Author | Annie Malamet | Visual Arts Editor
This week I had the pleasure of speaking with photographer/filmmaker Katrina Del Mar about her show Summer Sang in Me at Strange Loop Gallery, which features photographs, videos, and zines made over a 20-plus year period. The name of the exhibit comes from a sonnet by Edna St. Vincent Millay, which could not be more appropriate; the works in this show, like in the poem, address themes of romanticism, nostalgia, and non-linear memory. “[The poem] is about hanging onto your youth,” says Del Mar, “It’s about remembering and forgetting at the same time.” The whole exhibit from the wall of collaged snapshots at the entrance, to the way the photographs are hung, to the handmade zines, speaks to the theme of a stream of conscious memory, of hanging on to memories but also losing them.
Although the show is certainly nostalgic, Del Mar’s work is far from being overly sentimental. Her sensibility is definitely punk rock; her aesthetic is incredibly informed by both traditional 80s punk, and the riot grrrl movement of the 90s. “That’s what I grew up with, that’s when I came of age…that’s the time period when I started to make work.” The collaged wall with images, including polaroid photos, Xeroxes from journals, pictures of paintings Del Mar took when she was a teen, poems that friends have given her, all speak to the DIY feeling the work evokes. That, and the tough, fearless, pierced queers that populate Del Mar’s imagery.
Another way that Del Mar has represented the trajectory of her life is through the use of vintage film prints mixed in with photographs taken with digital cameras and phones. “I wanted to show memory, sex, love, damage, loss. It was fun to go into the archive and dig out prints that feel as current as todays.” Del Mar told me of this stylistic choice. In fact, it was almost impossible for me to tell which photographs were current and which ones were new. An image made with an iPhone carries the same weight as a black and white print produced in the 80s. Similarly in the zines, Del Mar has included collages made in 1986 and photos of her first girlfriend blended with snapshots and scrapbook materials from the last year. “It’s a bit about continuity of relationships. Relationships that change and last.” For example, two photographs of the same woman taken 20 years apart demonstrate Del Mar’s lasting bond with her subjects as well as how we as people change and grow and yet at their core, remain the same.
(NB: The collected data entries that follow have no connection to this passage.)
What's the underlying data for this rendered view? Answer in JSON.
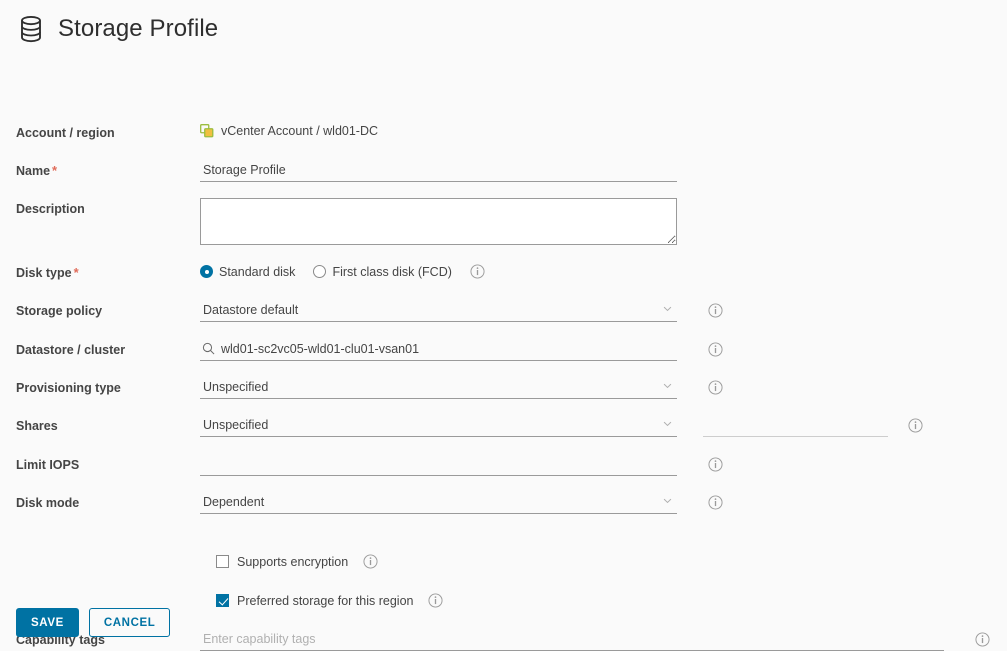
{
  "header": {
    "title": "Storage Profile",
    "icon": "database-icon"
  },
  "form": {
    "account_region": {
      "label": "Account / region",
      "value": "vCenter Account / wld01-DC",
      "icon": "vcenter-endpoint-icon"
    },
    "name": {
      "label": "Name",
      "required_marker": "*",
      "value": "Storage Profile"
    },
    "description": {
      "label": "Description",
      "value": "",
      "placeholder": ""
    },
    "disk_type": {
      "label": "Disk type",
      "required_marker": "*",
      "options": [
        {
          "label": "Standard disk",
          "selected": true
        },
        {
          "label": "First class disk (FCD)",
          "selected": false
        }
      ]
    },
    "storage_policy": {
      "label": "Storage policy",
      "value": "Datastore default"
    },
    "datastore_cluster": {
      "label": "Datastore / cluster",
      "value": "wld01-sc2vc05-wld01-clu01-vsan01",
      "icon": "search-icon"
    },
    "provisioning_type": {
      "label": "Provisioning type",
      "value": "Unspecified"
    },
    "shares": {
      "label": "Shares",
      "value": "Unspecified",
      "secondary_value": ""
    },
    "limit_iops": {
      "label": "Limit IOPS",
      "value": ""
    },
    "disk_mode": {
      "label": "Disk mode",
      "value": "Dependent"
    },
    "supports_encryption": {
      "label": "Supports encryption",
      "checked": false
    },
    "preferred_storage": {
      "label": "Preferred storage for this region",
      "checked": true
    },
    "capability_tags": {
      "label": "Capability tags",
      "value": "",
      "placeholder": "Enter capability tags"
    }
  },
  "actions": {
    "save_label": "SAVE",
    "cancel_label": "CANCEL"
  },
  "colors": {
    "accent": "#0072a3",
    "required": "#e06c5a",
    "background": "#fafafa",
    "label_text": "#454545",
    "endpoint_icon": "#9bbd3f"
  }
}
Of her choice to use different kind of cameras, Del Mar said “I think that’s very punk rock, making use of what’s available.” There is also a frantic, obsessive, in-the-moment feel to all the work in this exhibit. “Spontaneity informs my process, I get bored easily.” Indeed, this attitude definitely shines through. For example, a film included in this show is a really fun lesbian vampire flick that Del Mar made with her friends in one day. The combination of quick, one off projects shown in an exhibit that examines the same themes over and over through multiple decades creates an interesting and complex narrative about the nature of photography itself.
Speaking of lesbian vampires, another motif running through the show is that of abandoning conventionality through pain. I asked Del Mar if it was her intention to explore kink dynamic. She said her intention was more to show the toughness of the people she photographs; it’s another way to expand on the punk sentiment the work embodies. One photograph shows a girl’s busted lip after a surfing accident. Another the stomachs of Del Mar and a friend after the slapped each other hard enough to leave hand prints. A video projected on the wall shows another friend in a motorcycle race. Del Mar’s women are tough and frankly, cool as hell. I asked if showing women in this way was a political statement. “It’s not really my intention to make a political feminist statement. [The work] is very personal,” Del Mar explained “But really I think it’s all political. Any lesbian feminist making art is a political act.”
This exhibit made me nostalgic for something I’ve never experienced. As a young queer woman making art today, it was incredibly moving and important for me to see the work of an artist who started making art about queerness at a time when being an out lesbian was a risky thing. Since then, Katrina Del Mar has been living her life exactly how she pleases. Who wouldn’t be inspired by that?
Summer Sang in Me runs through March 28th at Strange Loop Gallery on 27 Orchard Street. Go check it out while you can because this queer gallery will be closing it’s doors next month. Also keep an eye out for some of the events Strange Loop is hosting surrounding this show, including “Tough Girls and Lucid Dreamers” at 7pm on March 22nd featuring live music, readings, and a short film screening.